From the 1830s to the 1970s, movements that sought to create more egalitarian or democratic societies focused largely on the problem of work. In retrospect, one can argue that the dual crisis of Fordist/Keynesian capitalism in the West and “actually existing socialism” in the East began a long-term structural decline of the industrial working class and, hence, of the social basis of working-class movements and their power. Over the ensuing decades, automation and industrialized agriculture have displaced labor in factory and field. Meanwhile, globalization has sent industrial production and service employment on an international search for low-cost non-unionized workers, but the relentless advance of automation has also begun to limit the growth of proletarian labor even in the low wage countries. However, the rise of automation and the declining salience of industrial work have not led to the emancipation from toil. Furthermore, the performance of work continues to be a condition for social and political belonging. This remains true even at present as the labor time has increased for some and been eliminated through long-term unemployment for many others.
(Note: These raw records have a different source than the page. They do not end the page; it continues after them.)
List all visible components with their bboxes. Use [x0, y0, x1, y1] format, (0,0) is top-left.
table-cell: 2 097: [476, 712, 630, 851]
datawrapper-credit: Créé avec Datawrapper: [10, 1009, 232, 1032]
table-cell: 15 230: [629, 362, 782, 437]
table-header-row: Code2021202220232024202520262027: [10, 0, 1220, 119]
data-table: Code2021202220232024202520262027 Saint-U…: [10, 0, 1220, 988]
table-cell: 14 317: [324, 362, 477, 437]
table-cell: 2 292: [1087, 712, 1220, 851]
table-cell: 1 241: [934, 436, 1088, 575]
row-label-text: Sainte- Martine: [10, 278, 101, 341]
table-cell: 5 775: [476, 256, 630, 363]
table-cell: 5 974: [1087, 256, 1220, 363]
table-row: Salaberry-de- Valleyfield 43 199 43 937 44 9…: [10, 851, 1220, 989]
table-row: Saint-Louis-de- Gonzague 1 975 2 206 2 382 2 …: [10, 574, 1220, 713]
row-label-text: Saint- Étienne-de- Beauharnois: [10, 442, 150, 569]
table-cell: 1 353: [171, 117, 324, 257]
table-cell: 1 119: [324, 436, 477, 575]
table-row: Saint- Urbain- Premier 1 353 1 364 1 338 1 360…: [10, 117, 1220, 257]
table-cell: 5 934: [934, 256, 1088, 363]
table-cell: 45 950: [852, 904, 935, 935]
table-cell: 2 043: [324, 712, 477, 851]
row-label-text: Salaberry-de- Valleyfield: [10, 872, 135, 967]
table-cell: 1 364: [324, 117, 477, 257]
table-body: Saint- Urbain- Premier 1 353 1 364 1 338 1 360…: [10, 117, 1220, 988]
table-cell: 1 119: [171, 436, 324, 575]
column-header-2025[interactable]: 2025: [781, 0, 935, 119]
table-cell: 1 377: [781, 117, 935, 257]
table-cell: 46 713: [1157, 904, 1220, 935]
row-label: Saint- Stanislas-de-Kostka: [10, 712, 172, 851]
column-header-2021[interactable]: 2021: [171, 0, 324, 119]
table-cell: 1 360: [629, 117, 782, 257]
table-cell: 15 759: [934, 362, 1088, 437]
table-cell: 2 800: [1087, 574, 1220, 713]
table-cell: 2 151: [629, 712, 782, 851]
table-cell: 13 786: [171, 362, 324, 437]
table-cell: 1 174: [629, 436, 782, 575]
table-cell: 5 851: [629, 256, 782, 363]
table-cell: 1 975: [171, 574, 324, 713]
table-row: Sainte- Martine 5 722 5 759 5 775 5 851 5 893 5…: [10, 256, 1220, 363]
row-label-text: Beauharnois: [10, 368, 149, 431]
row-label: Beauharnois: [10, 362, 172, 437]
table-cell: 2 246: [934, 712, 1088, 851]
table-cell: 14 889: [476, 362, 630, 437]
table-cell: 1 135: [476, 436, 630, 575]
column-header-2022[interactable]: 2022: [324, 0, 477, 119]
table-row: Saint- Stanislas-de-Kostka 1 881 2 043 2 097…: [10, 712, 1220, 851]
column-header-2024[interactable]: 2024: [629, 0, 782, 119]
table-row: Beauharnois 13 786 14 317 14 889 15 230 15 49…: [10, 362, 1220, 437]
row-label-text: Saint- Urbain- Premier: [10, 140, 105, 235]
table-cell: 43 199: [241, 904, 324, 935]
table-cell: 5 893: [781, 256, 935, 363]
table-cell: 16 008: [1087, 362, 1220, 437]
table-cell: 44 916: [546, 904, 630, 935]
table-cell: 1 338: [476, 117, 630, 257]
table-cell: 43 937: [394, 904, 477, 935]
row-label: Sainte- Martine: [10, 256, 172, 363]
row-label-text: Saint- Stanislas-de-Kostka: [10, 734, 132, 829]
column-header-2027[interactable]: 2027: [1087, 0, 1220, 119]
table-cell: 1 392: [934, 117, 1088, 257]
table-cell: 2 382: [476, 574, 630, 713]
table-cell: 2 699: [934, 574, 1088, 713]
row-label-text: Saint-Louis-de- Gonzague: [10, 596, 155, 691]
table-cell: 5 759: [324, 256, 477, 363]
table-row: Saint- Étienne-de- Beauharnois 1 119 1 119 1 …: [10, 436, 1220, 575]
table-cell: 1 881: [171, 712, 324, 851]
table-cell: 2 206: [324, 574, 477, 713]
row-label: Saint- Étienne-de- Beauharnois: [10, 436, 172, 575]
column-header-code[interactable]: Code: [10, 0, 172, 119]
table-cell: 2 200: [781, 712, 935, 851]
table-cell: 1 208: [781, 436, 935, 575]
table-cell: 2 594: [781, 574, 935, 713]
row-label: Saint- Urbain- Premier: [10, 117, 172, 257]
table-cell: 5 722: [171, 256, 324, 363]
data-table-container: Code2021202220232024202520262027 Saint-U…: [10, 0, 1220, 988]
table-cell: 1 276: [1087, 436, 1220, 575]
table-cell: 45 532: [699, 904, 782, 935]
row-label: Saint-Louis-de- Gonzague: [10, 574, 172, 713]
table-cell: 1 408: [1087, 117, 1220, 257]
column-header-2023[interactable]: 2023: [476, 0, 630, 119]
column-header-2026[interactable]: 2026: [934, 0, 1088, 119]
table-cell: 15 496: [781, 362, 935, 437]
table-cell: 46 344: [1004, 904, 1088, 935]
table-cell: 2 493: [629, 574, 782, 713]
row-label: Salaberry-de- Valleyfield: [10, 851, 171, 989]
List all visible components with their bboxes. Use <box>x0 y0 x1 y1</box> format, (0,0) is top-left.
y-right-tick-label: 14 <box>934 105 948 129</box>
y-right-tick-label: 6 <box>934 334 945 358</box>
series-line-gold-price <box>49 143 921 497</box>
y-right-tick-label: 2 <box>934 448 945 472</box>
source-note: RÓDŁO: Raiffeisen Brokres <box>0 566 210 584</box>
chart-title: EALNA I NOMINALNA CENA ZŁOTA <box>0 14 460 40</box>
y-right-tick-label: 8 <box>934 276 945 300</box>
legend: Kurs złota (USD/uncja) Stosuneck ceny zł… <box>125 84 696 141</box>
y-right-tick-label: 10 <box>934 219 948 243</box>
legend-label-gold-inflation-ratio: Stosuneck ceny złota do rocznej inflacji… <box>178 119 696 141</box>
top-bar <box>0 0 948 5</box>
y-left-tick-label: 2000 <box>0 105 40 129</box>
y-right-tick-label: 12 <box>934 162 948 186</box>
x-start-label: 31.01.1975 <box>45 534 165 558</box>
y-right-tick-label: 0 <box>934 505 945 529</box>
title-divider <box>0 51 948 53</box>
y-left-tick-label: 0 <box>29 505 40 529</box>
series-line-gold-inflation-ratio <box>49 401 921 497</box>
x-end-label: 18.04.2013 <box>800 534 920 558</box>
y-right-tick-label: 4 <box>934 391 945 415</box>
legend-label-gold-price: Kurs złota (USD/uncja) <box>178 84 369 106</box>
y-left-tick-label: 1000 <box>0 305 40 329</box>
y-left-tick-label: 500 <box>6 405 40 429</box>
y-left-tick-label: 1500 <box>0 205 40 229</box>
These developments in the problem of work associated with neo-liberal global capitalism also have implications for understanding the contemporaneous rise to prominence of social movements focused on gender, race, nation, ethnicity, and sexuality. Academics have lately increasingly turned their attention to the racialized and gendered conceptualizations of categories and experiences of work and, more generally, to the relation of different populations historically to the uneven global development of capitalism. Nevertheless, the salience of these racialized and gendered patterns for the capitalist restructuring of work calls for further investigation. We believe it is time to rethink the relation of identity-based movements to the recent development of capitalism and to the structural transformations of work. Finally, the combination of rapid advances in technology and the urgent demands for restraint in order to preserve the global ecology asks how work and its socio-political significance will be transformed in the future.
The goal of this conference is to take stock of these transformations and to ponder their implications. We look forward to learning about your reflections on problems of work – including speculative reflections on the broader issues raised by the conference. It is our sense that a major rethinking of the problematic of work, its history, and its future prospects is overdue.
This event is sponsored by 3CT; The Center for The Study Of Race, Politics, and Culture; and The Center for The Study of Gender and Sexuality.